Linardi et al. (2003) found variations in catheter use among renal units that were distributed among 7 Brazilian states and suspected that structural differences among units, such as the location of the clinic in relation to the regional reference hospital, could influence the patients' profiles [27].
A study by Allon et al. (2000) also showed differences in the prevalence of fistulas among different renal units in a metropolitan area of the United States. However, the data collected in this study did not allow an evaluation the reasons of this variability, and stated that specific renal units have been able to increase the fistula frequency through the implementation of their own efforts [4].

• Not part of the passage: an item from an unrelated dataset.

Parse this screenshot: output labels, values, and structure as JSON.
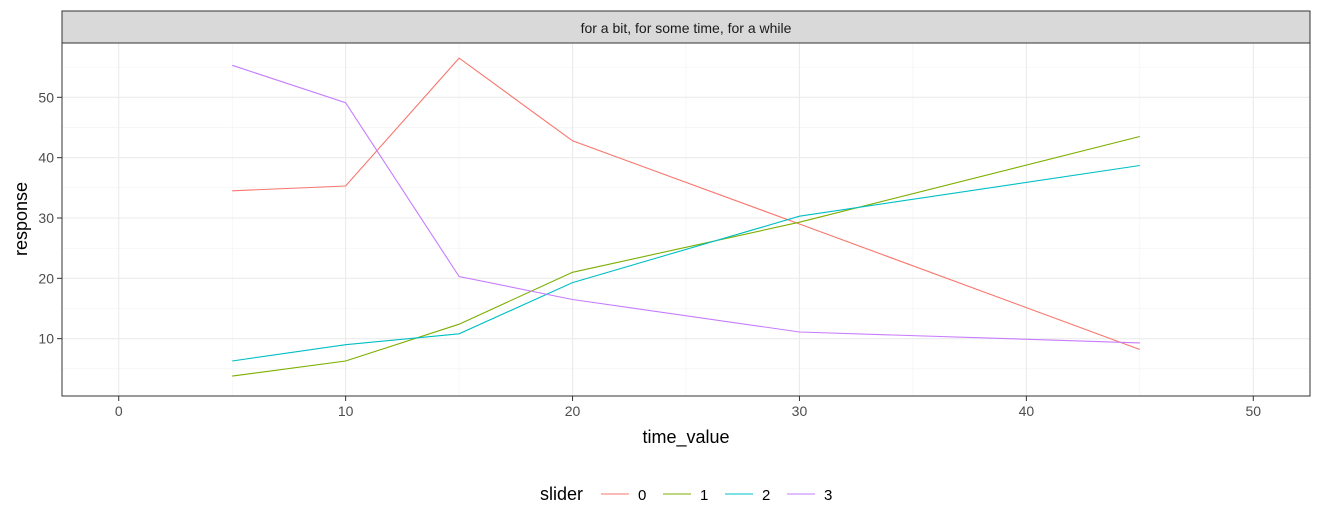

Limitations inherent in the use of an administrative database should be considered for the present investigation because factors such as socioeconomic level, race or ethnicity, and co-morbid conditions could not be investigated. In addition, we used the dependent variable of the date of fistula surgery, and not the date of catheter removal, because in the National Database of RRT there are only the dates of the creation of the first AVF. However, we must consider that the date of catheter removal would be more clinically relevant, because even a successful fistula will not go into service for 6-8 weeks and many fistulas do not mature. Thus, the proportion of those with the first AVF surgery included some patients who have had their first surgeries but for whom the maturation of the AVF "failed".
The patients who had an undetermined cause for CKD were not excluded from the analysis because, as suggested by Moura et al. (2009), the exclusion of patients with this condition (42%) could compromise the present investigation [28]. Moreover, this study showed a deficiency in this subsystem of the Brazilian Public Health System for recording the causes of CKD. The proportion found in this study and in Sesso et al. (2008) was practically double the proportion reported in Spain and is higher than the proportion in the United States [11, 15, 18, 29].